Taxpayers could end up being on the hook for a very large bill.
Subsidies have been very much on the minds of lawmakers of late. The Obama administration failed in its bid to get Congress to withdraw the substantial subsidies we provide to the oil and gas industry. And the New York Times reports that “neither President Obama nor Republicans in Congress have voiced opposition to an expected $8.3 billion Energy Department guarantee to help the Southern Company, a utility giant, build nuclear reactors in Georgia.”
As long as the subject on the Hill is on subsidies, here’s one that might deserve some Congressional attention. This one comes in the guise of the Price-Anderson Act, a nice little monetary leg up from the federal government to the nuclear industry.
Insuring Against a Low-Probability, High-Risk Event
First some background and context. In 1953, as the United States began tooling up to put Dwight D. Eisenhower’s Atoms for Peace program into high gear, we ran into a glitch: insurance for nuclear power plants. (More on Atoms for Peace.) The need for insurance when the possibility of an accident lurks is well understood. How much such insurance costs is a generally a function of two factors: (i) the probability of an accident and (ii) the potential cost of an accident. The larger either of these factors is, the greater the exposure of an insurance company and so, generally speaking, the higher the premiums charged to the insured, and of course vice versa.
But what happens to insurance costs when one factor argues for a low premium and the other a high one, as when the probability of a nuclear accident is very low but the potential cost of one is very, very high? Such a scenario can be especially problematic if the potential payout following a disaster could be so astronomically high that it could bankrupt the insurance company. Under such circumstances insurance companies might decide not to take on the risk even if the probability is extremely low.
This is a classic problem in risk management: dealing with a low-probability, high-risk event. And this was the dilemma facing the nuclear industry in the 1950s. Insurance companies were unwilling to take on the uncertainty and risks surrounding the new nuclear technology. So along came the federal government to the rescue with the Price-Anderson Act, first passed in 1957 and most recently reauthorized by the Energy Policy Act of 2005, which updated and extended its provisions out to 2025, its longest extension to date.
How Price-Anderson Works
The basic idea behind Price-Anderson is to encourage private investment in commercial nuclear plants by limiting plant owners’ liability in the case of an accident. The way it works is that nuclear power plant owners “pay a premium each year for $375 million in private insurance for offsite liability coverage for each reactor unit.” In the event of damages exceeding this amount, the law provides a second larger pool of self-funded insurance where each and every licensed plant would be assessed a prorated share of the damages up to a specified total. That total is currently set at $111.9 million for each plant. Currently, there are 104 licensees, which bring the total pool of industry funds available to cover an accident to about $12 billion. If damages exceed $12 billion, compensation remedies revert to Congress.
Is $12 Billion Enough?
To the industry’s credit, there have been only two serious nuclear accidents in the United States [pdf]: the partial meltdown of the Fermi 1 reactor in Michigan in 1966 (which gave us the term “China syndrome”) and the infamous Three Mile Island accident in Pennsylvania in 1979, whose cleanup costs totaled about $1 billion — an amount well under the current Price-Anderson cap.

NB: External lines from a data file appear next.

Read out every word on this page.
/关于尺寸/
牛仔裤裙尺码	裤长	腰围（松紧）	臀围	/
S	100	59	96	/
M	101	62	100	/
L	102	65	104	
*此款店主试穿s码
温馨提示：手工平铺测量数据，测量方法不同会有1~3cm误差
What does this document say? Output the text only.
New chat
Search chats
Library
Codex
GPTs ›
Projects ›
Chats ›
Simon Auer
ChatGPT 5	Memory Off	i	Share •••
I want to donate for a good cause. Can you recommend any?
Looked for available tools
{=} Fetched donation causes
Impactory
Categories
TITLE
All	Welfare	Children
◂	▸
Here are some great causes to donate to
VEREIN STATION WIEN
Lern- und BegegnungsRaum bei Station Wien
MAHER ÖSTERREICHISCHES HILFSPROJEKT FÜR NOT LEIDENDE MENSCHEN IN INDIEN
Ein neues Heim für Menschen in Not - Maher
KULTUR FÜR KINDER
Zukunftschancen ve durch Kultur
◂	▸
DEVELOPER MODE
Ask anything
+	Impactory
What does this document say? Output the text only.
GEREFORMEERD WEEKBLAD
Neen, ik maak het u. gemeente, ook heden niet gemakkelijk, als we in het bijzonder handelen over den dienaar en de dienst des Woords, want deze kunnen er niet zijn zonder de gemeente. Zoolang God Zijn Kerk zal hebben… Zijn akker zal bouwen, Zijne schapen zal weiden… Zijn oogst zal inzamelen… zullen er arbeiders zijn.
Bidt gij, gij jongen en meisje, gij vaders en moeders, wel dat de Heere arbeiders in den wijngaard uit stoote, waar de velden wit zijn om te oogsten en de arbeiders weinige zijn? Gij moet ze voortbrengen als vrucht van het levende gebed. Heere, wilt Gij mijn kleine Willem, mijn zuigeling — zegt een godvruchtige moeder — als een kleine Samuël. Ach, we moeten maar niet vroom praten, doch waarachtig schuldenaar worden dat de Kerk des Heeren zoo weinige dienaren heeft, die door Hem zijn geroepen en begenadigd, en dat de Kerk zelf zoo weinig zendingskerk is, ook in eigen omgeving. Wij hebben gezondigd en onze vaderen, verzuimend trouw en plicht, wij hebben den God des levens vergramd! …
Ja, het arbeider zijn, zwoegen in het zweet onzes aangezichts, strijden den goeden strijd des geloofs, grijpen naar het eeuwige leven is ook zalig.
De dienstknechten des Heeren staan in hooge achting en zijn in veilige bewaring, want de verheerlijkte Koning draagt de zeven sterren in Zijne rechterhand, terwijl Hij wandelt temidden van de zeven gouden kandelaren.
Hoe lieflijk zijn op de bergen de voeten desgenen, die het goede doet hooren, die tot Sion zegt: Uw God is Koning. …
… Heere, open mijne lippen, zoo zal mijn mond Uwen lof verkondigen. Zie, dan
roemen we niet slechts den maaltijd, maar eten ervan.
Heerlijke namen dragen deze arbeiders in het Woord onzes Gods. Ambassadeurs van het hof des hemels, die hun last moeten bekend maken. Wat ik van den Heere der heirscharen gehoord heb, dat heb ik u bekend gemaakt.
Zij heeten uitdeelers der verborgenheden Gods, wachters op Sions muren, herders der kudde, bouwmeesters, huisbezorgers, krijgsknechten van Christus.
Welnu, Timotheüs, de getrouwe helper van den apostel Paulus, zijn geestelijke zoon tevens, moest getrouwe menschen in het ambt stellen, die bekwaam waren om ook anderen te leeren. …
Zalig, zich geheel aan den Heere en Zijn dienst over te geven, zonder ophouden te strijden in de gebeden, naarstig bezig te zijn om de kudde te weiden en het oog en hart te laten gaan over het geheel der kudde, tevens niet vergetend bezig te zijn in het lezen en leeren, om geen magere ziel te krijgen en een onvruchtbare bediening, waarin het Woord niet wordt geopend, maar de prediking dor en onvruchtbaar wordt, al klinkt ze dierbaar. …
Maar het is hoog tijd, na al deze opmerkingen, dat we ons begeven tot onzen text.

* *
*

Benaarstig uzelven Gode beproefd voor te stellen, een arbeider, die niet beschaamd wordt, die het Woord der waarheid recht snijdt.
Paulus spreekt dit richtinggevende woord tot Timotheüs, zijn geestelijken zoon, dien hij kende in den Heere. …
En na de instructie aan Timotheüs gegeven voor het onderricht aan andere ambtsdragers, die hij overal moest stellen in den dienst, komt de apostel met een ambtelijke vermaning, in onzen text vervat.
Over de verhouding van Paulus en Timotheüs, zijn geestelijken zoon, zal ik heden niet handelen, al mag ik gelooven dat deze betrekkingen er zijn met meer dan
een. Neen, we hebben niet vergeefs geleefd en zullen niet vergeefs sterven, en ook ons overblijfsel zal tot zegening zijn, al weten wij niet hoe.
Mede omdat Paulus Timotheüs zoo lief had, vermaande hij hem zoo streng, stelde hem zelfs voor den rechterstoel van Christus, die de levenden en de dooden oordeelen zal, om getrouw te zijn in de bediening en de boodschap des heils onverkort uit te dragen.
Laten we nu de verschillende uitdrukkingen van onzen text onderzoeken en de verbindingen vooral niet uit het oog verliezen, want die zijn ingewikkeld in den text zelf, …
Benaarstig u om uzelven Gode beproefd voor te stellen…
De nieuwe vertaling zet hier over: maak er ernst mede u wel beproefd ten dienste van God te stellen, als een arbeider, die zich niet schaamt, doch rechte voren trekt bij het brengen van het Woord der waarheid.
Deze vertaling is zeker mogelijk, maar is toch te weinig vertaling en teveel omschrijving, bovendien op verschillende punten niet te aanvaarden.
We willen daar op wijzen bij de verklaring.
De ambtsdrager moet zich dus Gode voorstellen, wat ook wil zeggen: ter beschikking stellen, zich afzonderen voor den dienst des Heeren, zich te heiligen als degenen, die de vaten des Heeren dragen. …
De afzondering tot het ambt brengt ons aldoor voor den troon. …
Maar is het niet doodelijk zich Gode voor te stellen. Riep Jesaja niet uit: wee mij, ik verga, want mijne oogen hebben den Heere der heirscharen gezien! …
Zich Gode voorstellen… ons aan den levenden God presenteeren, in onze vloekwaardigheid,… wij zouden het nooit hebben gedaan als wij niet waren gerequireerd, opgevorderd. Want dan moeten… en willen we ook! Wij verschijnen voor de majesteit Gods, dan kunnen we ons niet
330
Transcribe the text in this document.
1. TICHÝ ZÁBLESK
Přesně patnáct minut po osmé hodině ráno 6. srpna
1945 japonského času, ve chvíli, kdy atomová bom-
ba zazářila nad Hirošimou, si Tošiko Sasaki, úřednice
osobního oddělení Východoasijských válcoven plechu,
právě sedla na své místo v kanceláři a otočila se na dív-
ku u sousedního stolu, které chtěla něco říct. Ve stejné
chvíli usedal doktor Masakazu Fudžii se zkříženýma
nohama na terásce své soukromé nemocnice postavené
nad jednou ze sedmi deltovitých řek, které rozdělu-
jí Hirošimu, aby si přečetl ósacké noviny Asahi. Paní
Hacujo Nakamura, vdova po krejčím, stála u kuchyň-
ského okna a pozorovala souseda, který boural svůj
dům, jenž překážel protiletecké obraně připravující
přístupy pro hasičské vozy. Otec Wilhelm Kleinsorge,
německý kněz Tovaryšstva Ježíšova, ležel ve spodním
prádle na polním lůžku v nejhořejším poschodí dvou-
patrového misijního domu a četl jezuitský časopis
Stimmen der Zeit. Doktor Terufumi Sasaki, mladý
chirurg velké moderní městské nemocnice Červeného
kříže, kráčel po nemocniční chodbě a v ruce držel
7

But things have changed — a dollar just ain’t worth what it used to be. And, more important, we now have another data point on how expensive a nuclear accident can be: last year’s nuclear disaster in Japan, a disaster that’s still playing out and whose price tag for cleanup could reach into the hundreds of billions dollars.
While we wait to find out the ultimate costs of Fukushima, should an accident of such magnitude befall the United States, the Price-Anderson Act’s $12 billion fund looks woefully short. And who would be on the hook for the rest? Well, identifying the payers is in the hands of our good representatives on Capitol Hill who could decide to follow a variety of courses to make up the shortfall (including demanding more from the nuclear industry), but it’s a fair bet that we — meaning you and I and the rest of the American taxpayers — would foot the remainder.
Now there are those, including nuclear industry folks, who will argue, and perhaps justifiably so, that Fukushima was a fluke and that the chances of an accident of that scale in the United States are remote and not even worth worrying about.
There are others who are not so sanguine. (See for example this 2007 assessment [pdf] by Geoffrey Heal of Columbia University’s Business School and Howard Kunreuther of the University of Pennsylvania’s Wharton School.) All accidents are by their very nature “flukes” — that’s why we call them accidents. These other, less sanguine folks have argued that amid all the talk of a nuclear energy renaissance in the United States, with new plants being built on the strength of federal government loan guarantees, it’s time for Congress to reconsider that $12 billion dollar cap.
And why should the industry be opposed to such a change? After all, if an accident carrying a price tag of a few hundred billion dollars is so remote that it’s not even worth worrying about, what’s the problem committing to being liable for the damages? If it can’t happen, the industry will never have to pay, right? I mean, who would you prefer having to worry about paying for a nuclear accident, the American taxpayer or the folks minding the nuclear store?